I drive myself to the airport and drop off the hire car -- wheels are a must in LALA. All goes smoothly, including going through the uber-serious security checks at LAX. The 8-hour flight to Lima ~ just a hop and a skip in comparison to the 24 hours I've spent getting to LA ~  is pretty cool. I've been assigned what is referred to as a 'pod', walled in on two sides with a bed that goes entirely flat and provides real privacy. The flat screen is a respectable size and I kill time watching movies, even though I find sitting up in the pod a tad claustro ~ good thing I'm not six foot and 200 pounds. Pity this is a day flight ~ I am not tired ~ but simply have to try all possible pod possies, so I have a nap, if nothing else to curl up with the soft white doona and pillow. Am not likely to see such luxury again for some time to come.


We land on time and the Peruvian authorities are surprisingly kind. Barely any questions asked, I get stamped to stay in the country for up to 183 days, the maximum without a visa, more than double the time I intend to be here. Despite the late hour ~it is well after midnight ~ the arrival hall has layers and layers of people thronging behind barricades, many holding up signs and I am pleased to discover my name on one. My host from the Ministry of Women ~ where I will be based for the next 2.5 months ~ is here, accompanied by a driver to get me to the B&B she has selected for me. We've been corresponding about my accommodation and I've tried to convey what I am after.

The entrance is sweet and, as it turns out, the best part. My room is on the ground floor  ~ a single as it is not customary for a woman alone to get a room with a 'matrimony' bed . It has two horribly soft single beds and I find myself shuffling mattresses at 2:00 AM to figure out which one will do the least damage ~ already missing the pod and (almost fondly) thinking of the     parkbench-like mattress in Bangladesh.  In the sliver that is the bathroom I can barely squeeze past the sink to the toilet and shower, which is a mere drip ~ my introduction to Peru!  

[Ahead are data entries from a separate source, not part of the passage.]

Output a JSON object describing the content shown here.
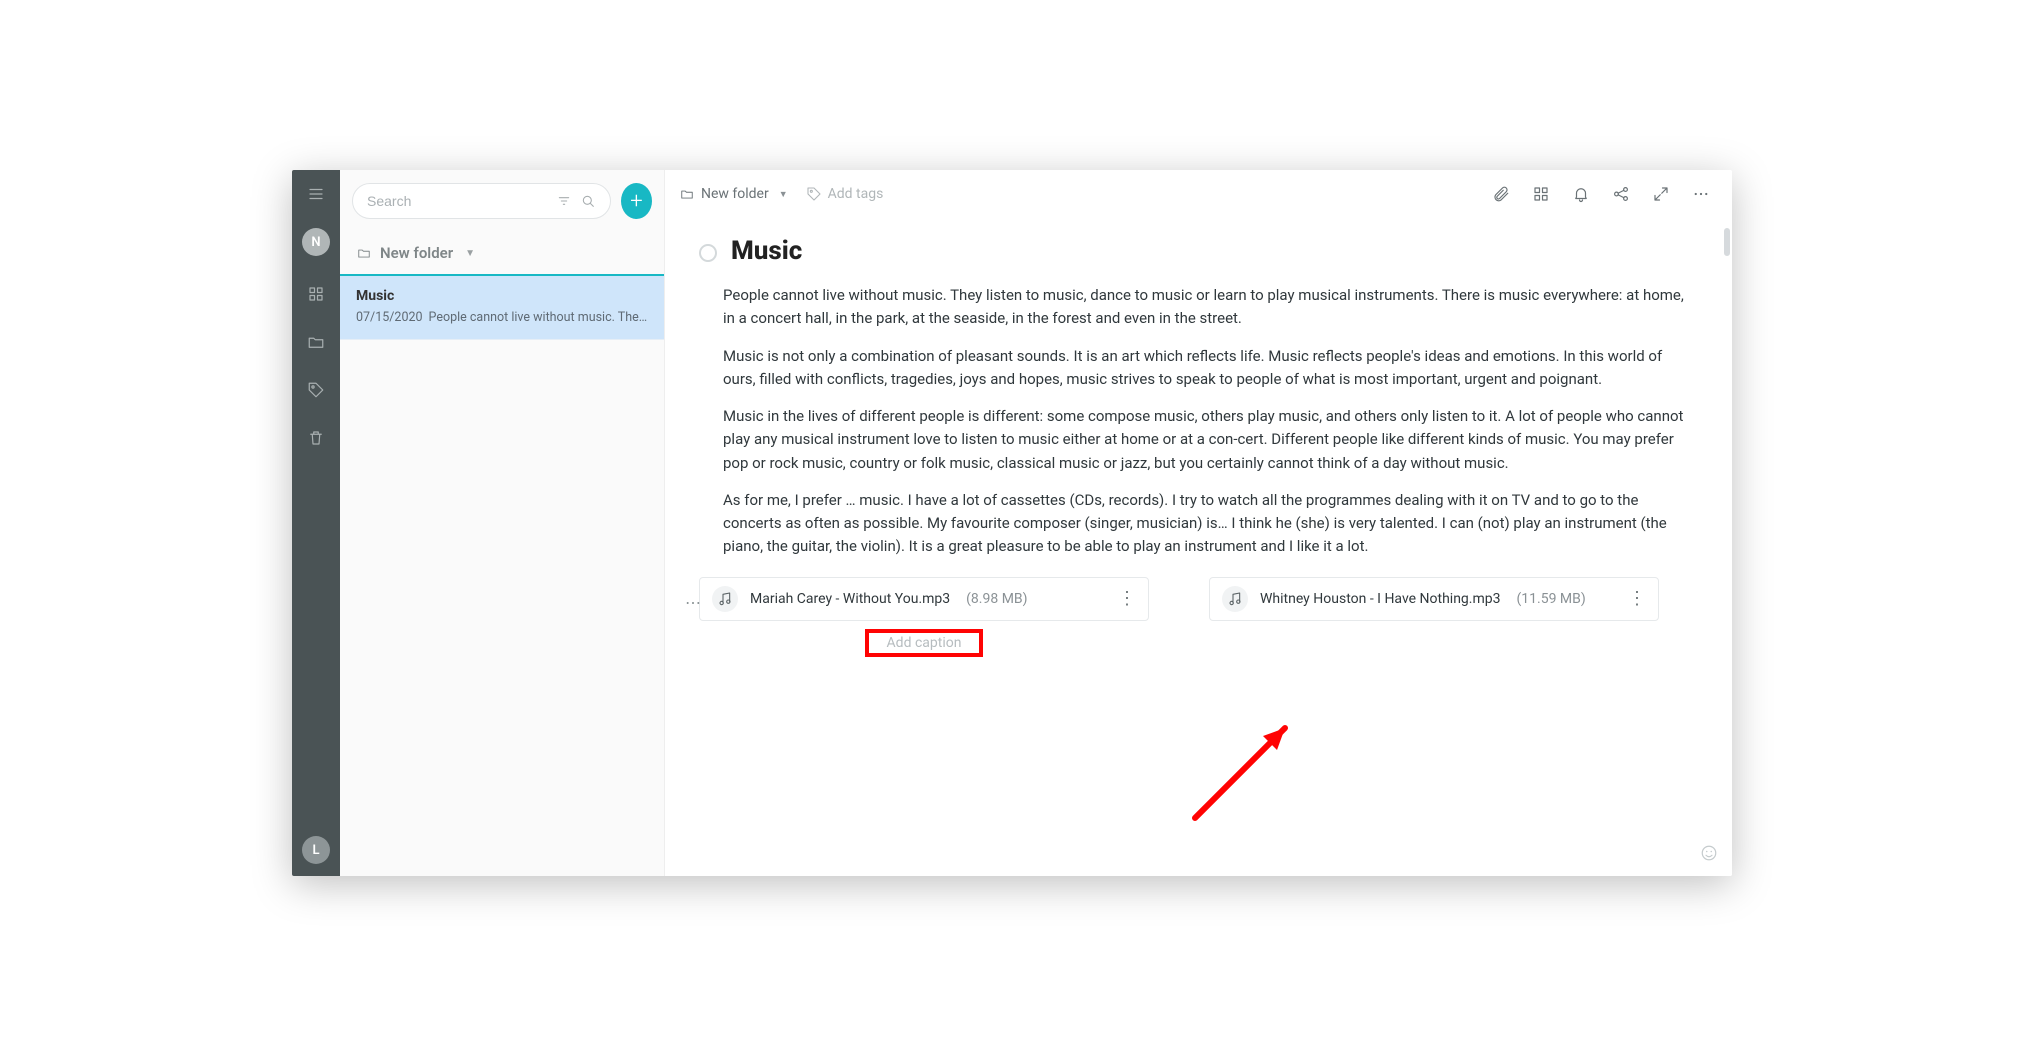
{
  "rail": {
    "avatar_top_initial": "N",
    "avatar_bottom_initial": "L"
  },
  "sidebar": {
    "search_placeholder": "Search",
    "folder_label": "New folder",
    "notes": [
      {
        "title": "Music",
        "date": "07/15/2020",
        "preview": "People cannot live without music. They l…"
      }
    ]
  },
  "header": {
    "breadcrumb": "New folder",
    "add_tags_label": "Add tags"
  },
  "document": {
    "title": "Music",
    "paragraphs": [
      "People cannot live without music. They listen to music, dance to music or learn to play musical instruments. There is music everywhere: at home, in a concert hall, in the park, at the seaside, in the forest and even in the street.",
      "Music is not only a combination of pleasant sounds. It is an art which reflects life. Music reflects people's ideas and emotions. In this world of ours, filled with conflicts, tragedies, joys and hopes, music strives to speak to people of what is most important, urgent and poignant.",
      "Music in the lives of different people is different: some compose music, others play music, and others only listen to it. A lot of people who cannot play any musical instrument love to listen to music either at home or at a con-cert. Different people like different kinds of music. You may prefer pop or rock music, country or folk music, classical music or jazz, but you certainly cannot think of a day without music.",
      "As for me, I prefer … music. I have a lot of cassettes (CDs, records). I try to watch all the programmes dealing with it on TV and to go to the concerts as often as possible. My favourite composer (singer, musician) is… I think he (she) is very talented. I can (not) play an instrument (the piano, the guitar, the violin). It is a great pleasure to be able to play an instrument and I like it a lot."
    ],
    "attachments": [
      {
        "name": "Mariah Carey - Without You.mp3",
        "size": "(8.98 MB)"
      },
      {
        "name": "Whitney Houston - I Have Nothing.mp3",
        "size": "(11.59 MB)"
      }
    ],
    "caption_placeholder": "Add caption"
  }
}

Wednesday, 3 November 2010


Talk about culture shock. After Bangladesh Los Angeles seems particularly over the top. I arrive at LA airport in the late morning. The immigration system is down, so the cue is even longer than normal. Makes you wonder what draws so many people here?  It takes 1.5 hours of shuffling down the cue with a man continually shouting that we need to inch closer to the next person as the cue is now so long it is outside the ropes. Now there's a job ..

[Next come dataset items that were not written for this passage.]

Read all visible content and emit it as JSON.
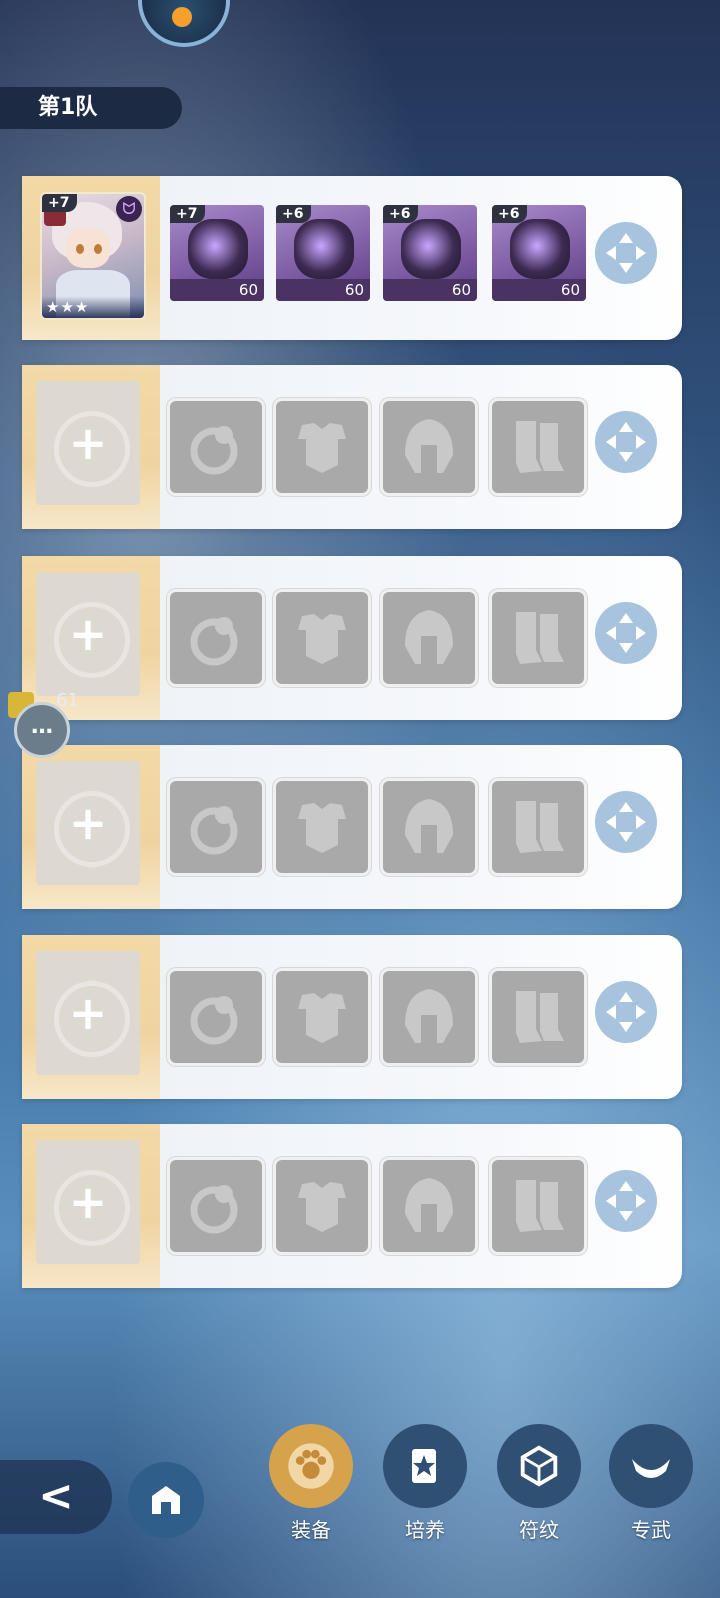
{
  "team": {
    "title": "第1队"
  },
  "hero": {
    "plus": "+7",
    "stars": "★★★",
    "badge": "ᗢ"
  },
  "equipment": [
    {
      "slot": "ring",
      "plus": "+7",
      "level": "60"
    },
    {
      "slot": "armor",
      "plus": "+6",
      "level": "60"
    },
    {
      "slot": "helmet",
      "plus": "+6",
      "level": "60"
    },
    {
      "slot": "boots",
      "plus": "+6",
      "level": "60"
    }
  ],
  "empty_rows": [
    {
      "plus": "+"
    },
    {
      "plus": "+"
    },
    {
      "plus": "+"
    },
    {
      "plus": "+"
    },
    {
      "plus": "+"
    }
  ],
  "chat": {
    "count": "61",
    "icon": "chat-bubble-icon"
  },
  "nav": {
    "back_icon": "<",
    "items": [
      {
        "label": "装备",
        "icon": "paw-medal-icon",
        "active": true
      },
      {
        "label": "培养",
        "icon": "card-icon",
        "active": false
      },
      {
        "label": "符纹",
        "icon": "dice-icon",
        "active": false
      },
      {
        "label": "专武",
        "icon": "horn-weapon-icon",
        "active": false
      }
    ]
  },
  "colors": {
    "accent": "#d6a24b",
    "row_bg": "#f3f6fa",
    "hero_slot": "#f3d9a6",
    "empty_slot": "#a9a9a9"
  }
}
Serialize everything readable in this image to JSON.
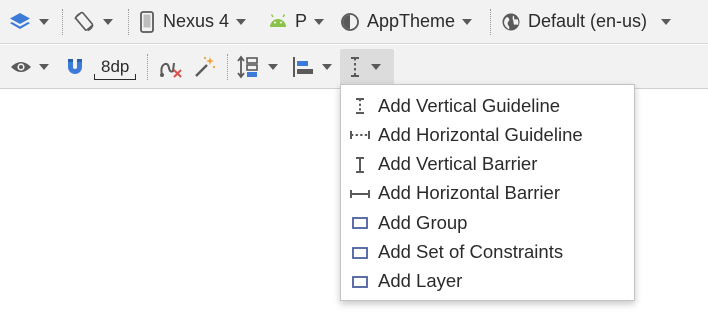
{
  "toolbar_top": {
    "design_surface_icon": "layers-icon",
    "orientation_icon": "rotate-screen-icon",
    "device": {
      "icon": "phone-icon",
      "label": "Nexus 4"
    },
    "api": {
      "icon": "android-icon",
      "label": "P"
    },
    "theme": {
      "icon": "theme-icon",
      "label": "AppTheme"
    },
    "locale": {
      "icon": "globe-icon",
      "label": "Default (en-us)"
    }
  },
  "toolbar_bottom": {
    "view_options_icon": "eye-icon",
    "autoconnect_icon": "magnet-icon",
    "default_margin": "8dp",
    "clear_constraints_icon": "clear-constraints-icon",
    "infer_constraints_icon": "magic-wand-icon",
    "pack_icon": "pack-icon",
    "align_icon": "align-icon",
    "guidelines_icon": "vertical-guideline-icon"
  },
  "menu": {
    "items": [
      {
        "label": "Add Vertical Guideline",
        "icon": "vertical-guideline-icon"
      },
      {
        "label": "Add Horizontal Guideline",
        "icon": "horizontal-guideline-icon"
      },
      {
        "label": "Add Vertical Barrier",
        "icon": "vertical-barrier-icon"
      },
      {
        "label": "Add Horizontal Barrier",
        "icon": "horizontal-barrier-icon"
      },
      {
        "label": "Add Group",
        "icon": "group-icon"
      },
      {
        "label": "Add Set of Constraints",
        "icon": "group-icon"
      },
      {
        "label": "Add Layer",
        "icon": "group-icon"
      }
    ]
  },
  "colors": {
    "toolbar_bg": "#f2f2f2",
    "icon_blue": "#3d7bd9",
    "android_green": "#8bc34a",
    "icon_gray": "#5a5a5a",
    "wand_orange": "#f0a030",
    "clear_red": "#d9534f",
    "menu_icon_blue": "#4a5f9e"
  }
}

I don't feel too jetlagged and as I am in Santa Monica we go out for a long walk to the promenade (think consumerism) and the ocean (think green and views).
As I am still upright in the evening we go out for a bite to eat ~ I'd forgotten the ridiculously large portions that are served in America, enough to feed an entire household and people are perpetually carrying home so-called 'doggy bags'. But looking at the average sized human here, it doesn't look like the dog gets much if any of the leftovers. 
ocean walk

After being in Bangladesh where I barely saw alcohol, it strikes me how many drinks and other inebrients are  being stowed away by everyone around me. What strikes me as well is the amount of people who are having conversations on their mobile (oops, cell) phones with the speaker on loud ~ this, I am told, is de rigueur in carrying on one's communications in LALA.

The jetlag hits the next day and I can barely keep my eyes open. My friends are off to a Halloween party ~ another American phenomenon that escapes me ~ in San Diego. I beg off, although I could easily assemble a burqa to double as a costume. Twenty four hours of travel barely behind me, I'm not keen to sit in traffic on the freeway and I want to catch up with some old mates. Turns out it is a wise decision as the party lasts two  days ~ half my time in LA. 

I enjoy some quality time with my friends and also take myself to a local cinema to see 'Social Network', the story of Facebook, which is all about stealing ideas and greed. Interesting story, but that's just it ~  with 500+ million Facebook users and growing, it wouldn't much matter if every movie-goer were incited to boycott the pervasive site because of its assorted past.
I leave LA thinking there is something terribly wrong with a culture that is inebriated with noise, greed and apathy.  Am off to Peru for the second half of my field work.